Serenoa Repens

Sägepalme

Mag. pharm. Arnold Achmüller
Artikel drucken
Sägepalme © Shutterstock
Die Blätter und Blattstängel der Sägepalme tragen eine charakteristische feine Zähnung. © Shutterstock

Die Sägepalme Serenoa repens (W. Bartram) Small (früher auch Sabal serrulata (Michx.) Nutt. ex Schult.) ist eine Fächerpalme und gehört zur Familie der Arecaceae (Palmengewächse). Sie ist mehrstämmig, wächst buschförmig und erreicht Wuchshöhen von ein bis drei Metern. Die Blätter und Blattstängel der Sägepalme tragen eine charakteristische feine Zähnung. Daraus entstand auch das früher gebräuchliche Artepitheton serrata (lat. serra = Säge) sowie der deutsche Name Sägepalme. Das neuere Artepitheton stammt vom kriechenden Rhizom (lat. repens = kriechend) dieser Palmenart.

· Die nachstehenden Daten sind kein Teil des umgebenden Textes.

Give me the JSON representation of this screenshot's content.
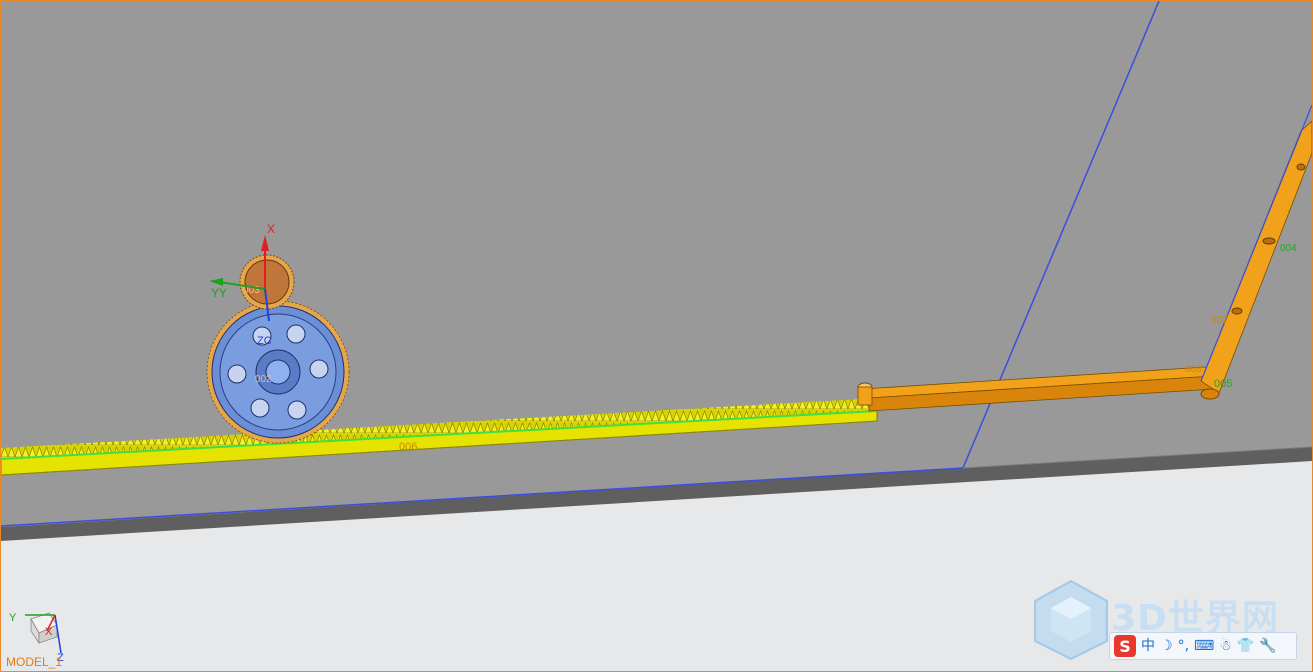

Sabal wiederum war der Name der Sägepalme in der Sprache der indigenen Bevölkerung Nordamerikas. Die reifen Früchte sind im frischen Zustand dunkelrote Beeren, welche sich beim Trocknen fast schwarz verfärben.

Ursprünglich stammt diese Zwergpalme aus den Südoststaaten der USA, woher auch ein Großteil der Handelsdroge kommt. Darüber hinaus wird sie vor allem in Mittelamerika kultiviert.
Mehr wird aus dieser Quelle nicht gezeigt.